= The Pastoral Review =

International academic journal

The Pastoral Review (formerly Clergy Review and then Priests & People) is an international academic journal serving ordained and lay ministers in the Roman Catholic Church since 1931, published by the Tablet Publishing Co of England.

Its prior editor was David Sanders, who was succeeded at the beginning of 2005 by Michael Hayes, then head of the School of theology, philosophy, and history and subsequently vice principal of St Mary's University, Twickenham, University of Surrey, and then president of Mary Immaculate College in Limerick until his death in April 2017. The editor from April 2017 until his death in June 2022 was Anthony Towey.

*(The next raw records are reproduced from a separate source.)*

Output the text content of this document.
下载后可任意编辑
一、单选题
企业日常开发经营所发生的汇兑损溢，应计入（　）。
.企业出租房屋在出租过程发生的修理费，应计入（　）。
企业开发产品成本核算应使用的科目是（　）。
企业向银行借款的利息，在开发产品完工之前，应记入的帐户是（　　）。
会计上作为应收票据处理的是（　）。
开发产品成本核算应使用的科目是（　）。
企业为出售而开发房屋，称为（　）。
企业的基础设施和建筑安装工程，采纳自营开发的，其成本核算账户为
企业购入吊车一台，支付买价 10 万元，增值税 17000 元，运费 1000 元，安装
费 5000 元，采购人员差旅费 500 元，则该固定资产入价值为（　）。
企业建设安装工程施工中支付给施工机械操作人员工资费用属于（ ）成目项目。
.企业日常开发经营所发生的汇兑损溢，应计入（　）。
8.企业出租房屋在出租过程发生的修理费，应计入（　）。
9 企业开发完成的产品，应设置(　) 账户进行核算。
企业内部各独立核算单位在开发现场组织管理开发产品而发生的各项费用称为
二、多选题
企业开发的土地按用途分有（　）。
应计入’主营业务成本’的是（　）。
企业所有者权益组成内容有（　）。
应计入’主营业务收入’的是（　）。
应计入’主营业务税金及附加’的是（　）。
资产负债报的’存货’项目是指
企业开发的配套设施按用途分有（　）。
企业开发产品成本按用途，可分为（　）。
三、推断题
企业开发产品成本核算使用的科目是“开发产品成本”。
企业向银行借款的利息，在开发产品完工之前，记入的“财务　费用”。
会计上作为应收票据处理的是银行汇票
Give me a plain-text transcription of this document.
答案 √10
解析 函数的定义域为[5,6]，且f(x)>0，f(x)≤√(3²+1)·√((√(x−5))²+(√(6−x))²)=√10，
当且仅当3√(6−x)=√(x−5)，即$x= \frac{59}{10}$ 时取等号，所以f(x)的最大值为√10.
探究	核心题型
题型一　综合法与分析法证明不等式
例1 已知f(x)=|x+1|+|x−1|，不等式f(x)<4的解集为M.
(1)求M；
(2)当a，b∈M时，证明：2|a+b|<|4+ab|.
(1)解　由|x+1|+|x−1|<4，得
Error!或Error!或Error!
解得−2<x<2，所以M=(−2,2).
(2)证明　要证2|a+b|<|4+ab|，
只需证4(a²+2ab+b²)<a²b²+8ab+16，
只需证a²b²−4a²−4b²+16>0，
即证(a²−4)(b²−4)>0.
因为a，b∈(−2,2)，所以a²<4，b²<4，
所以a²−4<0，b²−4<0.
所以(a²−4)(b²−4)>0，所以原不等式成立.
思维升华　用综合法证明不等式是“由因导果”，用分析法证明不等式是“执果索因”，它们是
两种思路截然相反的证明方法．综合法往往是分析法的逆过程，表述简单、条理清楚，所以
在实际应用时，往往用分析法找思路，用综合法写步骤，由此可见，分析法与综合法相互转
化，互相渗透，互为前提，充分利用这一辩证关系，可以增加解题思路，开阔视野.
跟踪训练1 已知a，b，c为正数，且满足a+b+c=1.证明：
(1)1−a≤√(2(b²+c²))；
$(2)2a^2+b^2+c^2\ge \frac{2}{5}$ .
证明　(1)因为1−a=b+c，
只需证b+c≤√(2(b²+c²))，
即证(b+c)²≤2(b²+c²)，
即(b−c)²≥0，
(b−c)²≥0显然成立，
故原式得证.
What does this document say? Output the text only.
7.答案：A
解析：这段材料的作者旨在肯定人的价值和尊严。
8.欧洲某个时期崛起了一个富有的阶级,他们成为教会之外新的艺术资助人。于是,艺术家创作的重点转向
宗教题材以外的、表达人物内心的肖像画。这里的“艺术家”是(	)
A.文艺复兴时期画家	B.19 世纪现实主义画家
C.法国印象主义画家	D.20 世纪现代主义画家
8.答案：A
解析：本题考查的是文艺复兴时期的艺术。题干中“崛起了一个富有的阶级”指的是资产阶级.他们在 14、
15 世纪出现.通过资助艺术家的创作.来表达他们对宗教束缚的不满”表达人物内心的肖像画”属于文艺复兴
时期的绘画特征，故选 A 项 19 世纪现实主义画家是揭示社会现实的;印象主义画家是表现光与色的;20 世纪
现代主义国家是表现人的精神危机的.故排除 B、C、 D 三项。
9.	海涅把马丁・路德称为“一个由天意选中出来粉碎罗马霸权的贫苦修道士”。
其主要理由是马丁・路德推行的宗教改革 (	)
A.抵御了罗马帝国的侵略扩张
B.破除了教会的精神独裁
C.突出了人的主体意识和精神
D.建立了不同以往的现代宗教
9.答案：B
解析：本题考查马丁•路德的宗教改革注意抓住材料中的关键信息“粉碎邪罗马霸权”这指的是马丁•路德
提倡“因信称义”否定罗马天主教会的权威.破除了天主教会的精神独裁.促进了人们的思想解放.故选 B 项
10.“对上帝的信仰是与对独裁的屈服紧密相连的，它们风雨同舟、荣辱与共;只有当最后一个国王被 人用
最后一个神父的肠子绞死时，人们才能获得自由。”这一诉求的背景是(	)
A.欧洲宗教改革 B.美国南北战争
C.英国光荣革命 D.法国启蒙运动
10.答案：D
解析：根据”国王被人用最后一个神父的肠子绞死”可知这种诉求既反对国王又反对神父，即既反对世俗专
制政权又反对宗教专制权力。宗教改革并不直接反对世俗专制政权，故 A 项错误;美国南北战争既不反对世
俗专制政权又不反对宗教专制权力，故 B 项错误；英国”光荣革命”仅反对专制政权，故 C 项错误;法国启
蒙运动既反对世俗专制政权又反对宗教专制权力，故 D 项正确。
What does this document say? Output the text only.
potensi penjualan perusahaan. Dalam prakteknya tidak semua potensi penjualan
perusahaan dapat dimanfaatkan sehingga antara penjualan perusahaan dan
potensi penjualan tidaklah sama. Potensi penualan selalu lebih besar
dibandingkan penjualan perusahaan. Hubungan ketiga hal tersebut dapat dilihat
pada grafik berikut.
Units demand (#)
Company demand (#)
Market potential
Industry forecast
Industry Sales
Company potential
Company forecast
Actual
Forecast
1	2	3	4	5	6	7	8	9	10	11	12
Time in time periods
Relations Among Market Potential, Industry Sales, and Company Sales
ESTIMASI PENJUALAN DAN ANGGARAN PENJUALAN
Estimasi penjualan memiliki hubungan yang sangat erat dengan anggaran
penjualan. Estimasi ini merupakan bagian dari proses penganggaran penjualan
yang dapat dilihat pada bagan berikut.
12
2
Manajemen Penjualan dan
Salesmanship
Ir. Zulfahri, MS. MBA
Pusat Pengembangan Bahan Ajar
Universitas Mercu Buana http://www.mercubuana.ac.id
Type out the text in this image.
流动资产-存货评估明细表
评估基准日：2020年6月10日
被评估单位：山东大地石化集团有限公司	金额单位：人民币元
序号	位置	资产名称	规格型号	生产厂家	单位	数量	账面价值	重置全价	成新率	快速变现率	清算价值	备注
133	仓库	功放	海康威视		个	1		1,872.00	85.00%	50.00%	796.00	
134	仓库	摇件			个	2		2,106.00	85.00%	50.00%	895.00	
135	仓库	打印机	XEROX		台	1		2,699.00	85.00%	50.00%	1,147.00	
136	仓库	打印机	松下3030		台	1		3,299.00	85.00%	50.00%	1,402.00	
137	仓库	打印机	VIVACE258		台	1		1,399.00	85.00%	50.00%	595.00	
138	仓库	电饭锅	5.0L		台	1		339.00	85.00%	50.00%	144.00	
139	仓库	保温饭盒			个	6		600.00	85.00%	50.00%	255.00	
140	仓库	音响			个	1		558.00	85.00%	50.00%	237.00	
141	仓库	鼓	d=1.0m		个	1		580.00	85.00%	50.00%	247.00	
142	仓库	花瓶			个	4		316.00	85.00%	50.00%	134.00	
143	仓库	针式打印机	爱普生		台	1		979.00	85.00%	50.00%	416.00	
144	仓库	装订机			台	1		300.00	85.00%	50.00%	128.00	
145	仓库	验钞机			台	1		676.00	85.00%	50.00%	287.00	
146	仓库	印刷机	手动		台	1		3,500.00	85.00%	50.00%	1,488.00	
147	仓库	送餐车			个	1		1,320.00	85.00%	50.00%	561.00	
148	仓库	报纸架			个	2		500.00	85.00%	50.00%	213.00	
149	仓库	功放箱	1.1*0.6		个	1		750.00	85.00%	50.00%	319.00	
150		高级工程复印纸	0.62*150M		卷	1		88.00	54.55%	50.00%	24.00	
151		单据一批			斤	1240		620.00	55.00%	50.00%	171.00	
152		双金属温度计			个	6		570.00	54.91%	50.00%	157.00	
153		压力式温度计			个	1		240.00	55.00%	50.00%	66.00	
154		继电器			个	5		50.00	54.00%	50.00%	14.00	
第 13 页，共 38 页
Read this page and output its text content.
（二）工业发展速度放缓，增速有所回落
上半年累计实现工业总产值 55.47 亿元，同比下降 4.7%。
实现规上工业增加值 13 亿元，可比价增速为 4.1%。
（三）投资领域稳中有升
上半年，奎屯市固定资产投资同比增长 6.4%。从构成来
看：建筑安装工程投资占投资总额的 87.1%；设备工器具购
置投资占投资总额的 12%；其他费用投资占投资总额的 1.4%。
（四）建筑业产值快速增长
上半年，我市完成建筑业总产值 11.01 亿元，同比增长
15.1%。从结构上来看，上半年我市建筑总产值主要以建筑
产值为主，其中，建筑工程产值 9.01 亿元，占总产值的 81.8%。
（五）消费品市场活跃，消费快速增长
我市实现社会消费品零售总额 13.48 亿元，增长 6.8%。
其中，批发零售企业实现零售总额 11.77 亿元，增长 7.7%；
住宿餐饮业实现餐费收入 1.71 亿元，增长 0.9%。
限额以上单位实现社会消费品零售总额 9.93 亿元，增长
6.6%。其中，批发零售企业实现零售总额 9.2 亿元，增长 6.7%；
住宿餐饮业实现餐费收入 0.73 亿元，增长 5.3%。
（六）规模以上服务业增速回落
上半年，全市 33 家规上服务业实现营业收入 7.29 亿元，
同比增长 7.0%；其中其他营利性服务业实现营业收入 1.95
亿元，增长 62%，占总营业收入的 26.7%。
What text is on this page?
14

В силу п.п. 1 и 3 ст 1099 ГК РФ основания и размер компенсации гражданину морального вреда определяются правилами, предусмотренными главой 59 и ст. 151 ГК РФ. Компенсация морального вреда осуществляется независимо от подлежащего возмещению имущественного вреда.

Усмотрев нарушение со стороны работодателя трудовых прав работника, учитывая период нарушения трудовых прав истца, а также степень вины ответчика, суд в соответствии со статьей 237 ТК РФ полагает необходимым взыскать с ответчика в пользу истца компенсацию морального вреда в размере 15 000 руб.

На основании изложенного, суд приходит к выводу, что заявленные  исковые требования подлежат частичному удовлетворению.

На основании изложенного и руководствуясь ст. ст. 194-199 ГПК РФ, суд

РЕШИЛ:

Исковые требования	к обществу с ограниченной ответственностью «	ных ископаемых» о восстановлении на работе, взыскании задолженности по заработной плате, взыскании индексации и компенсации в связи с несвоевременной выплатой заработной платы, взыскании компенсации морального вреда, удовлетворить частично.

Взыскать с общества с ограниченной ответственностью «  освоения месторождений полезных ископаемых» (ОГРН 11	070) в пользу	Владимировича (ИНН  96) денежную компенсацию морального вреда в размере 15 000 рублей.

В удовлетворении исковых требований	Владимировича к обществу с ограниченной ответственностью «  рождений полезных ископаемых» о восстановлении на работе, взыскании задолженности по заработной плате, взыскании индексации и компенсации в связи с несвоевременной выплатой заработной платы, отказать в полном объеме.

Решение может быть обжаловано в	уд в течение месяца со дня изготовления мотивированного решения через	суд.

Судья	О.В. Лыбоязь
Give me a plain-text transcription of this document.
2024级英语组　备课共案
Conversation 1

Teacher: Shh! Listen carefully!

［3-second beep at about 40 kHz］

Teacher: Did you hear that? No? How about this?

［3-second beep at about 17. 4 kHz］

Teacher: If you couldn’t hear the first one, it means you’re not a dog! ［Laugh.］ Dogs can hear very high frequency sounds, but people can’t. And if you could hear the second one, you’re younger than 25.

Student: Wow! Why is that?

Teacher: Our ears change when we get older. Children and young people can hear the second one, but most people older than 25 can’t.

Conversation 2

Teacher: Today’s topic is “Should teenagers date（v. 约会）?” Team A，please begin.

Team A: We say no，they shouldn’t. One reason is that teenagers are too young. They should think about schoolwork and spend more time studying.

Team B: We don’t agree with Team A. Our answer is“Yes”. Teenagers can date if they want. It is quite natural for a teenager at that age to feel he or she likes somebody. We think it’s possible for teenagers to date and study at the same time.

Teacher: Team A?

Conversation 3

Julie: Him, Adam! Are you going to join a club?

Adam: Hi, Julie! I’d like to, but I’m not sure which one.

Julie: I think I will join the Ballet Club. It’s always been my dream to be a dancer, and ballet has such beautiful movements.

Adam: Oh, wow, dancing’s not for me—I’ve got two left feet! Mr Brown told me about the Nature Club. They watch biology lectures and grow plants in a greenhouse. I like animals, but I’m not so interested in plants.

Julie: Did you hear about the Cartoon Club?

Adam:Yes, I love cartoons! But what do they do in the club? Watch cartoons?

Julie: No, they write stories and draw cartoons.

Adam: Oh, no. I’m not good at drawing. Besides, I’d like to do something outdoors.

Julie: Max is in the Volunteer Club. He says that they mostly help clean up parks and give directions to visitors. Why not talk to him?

The current editor is Ashley Beck, also based at St Mary's University.

An unrelated 'journal and a record of all matters affecting the pastoral and agricultural interests throughout Australasia' with the same name was published from 1913-1977.

==Annual congress==
Annually in early summer, a two-day gathering of theology and faith at the service of the Gospel in the parish, school, home and workplace is held on the ground of St. Mary's campus. Workshops and lectures range from concepts in scripture, divinity in modern forms, interaction with art, media, outreach, and other topics.

==As a research publication==
- A 1964 article, "Mary: Sign of Contradiction or Source of Unity" was cited in the 1979 book Multiple Echo Explorations in Theology by Cornelius Ernst.
- A 2007 article, "International Presbyterates" by Ronald Knott was cited in the book Who Do We Think We Are?: How Catholic Priests Understand Themselves Today by Christopher A. Fallon.
- A 2010 article, "Ongoing Priestly Formation: Option or Necessity?" was cited in the book Gold Tested in Fire: A New Pentecost for the Catholic Priesthood by Ronald D. Witherup.
- A 2015 paper called Child slavery and child labour, relating to Catholic social teaching, was presented at the University of Glasgow, the source material for which was a series in The Pastoral Review.

==Prominent contributors==
- In 1978, televised art historian and critic Sister Wendy Beckett wrote a letter rhetorically asking "What is prayer?," in the Clergy Review.
- Dr. William Newton, Professor of Theology at Franciscan University of Steubenville.
- Thomas D. Stegman, S.J. Dean and Professor of New Testament at Boston College School of Theology and Ministry.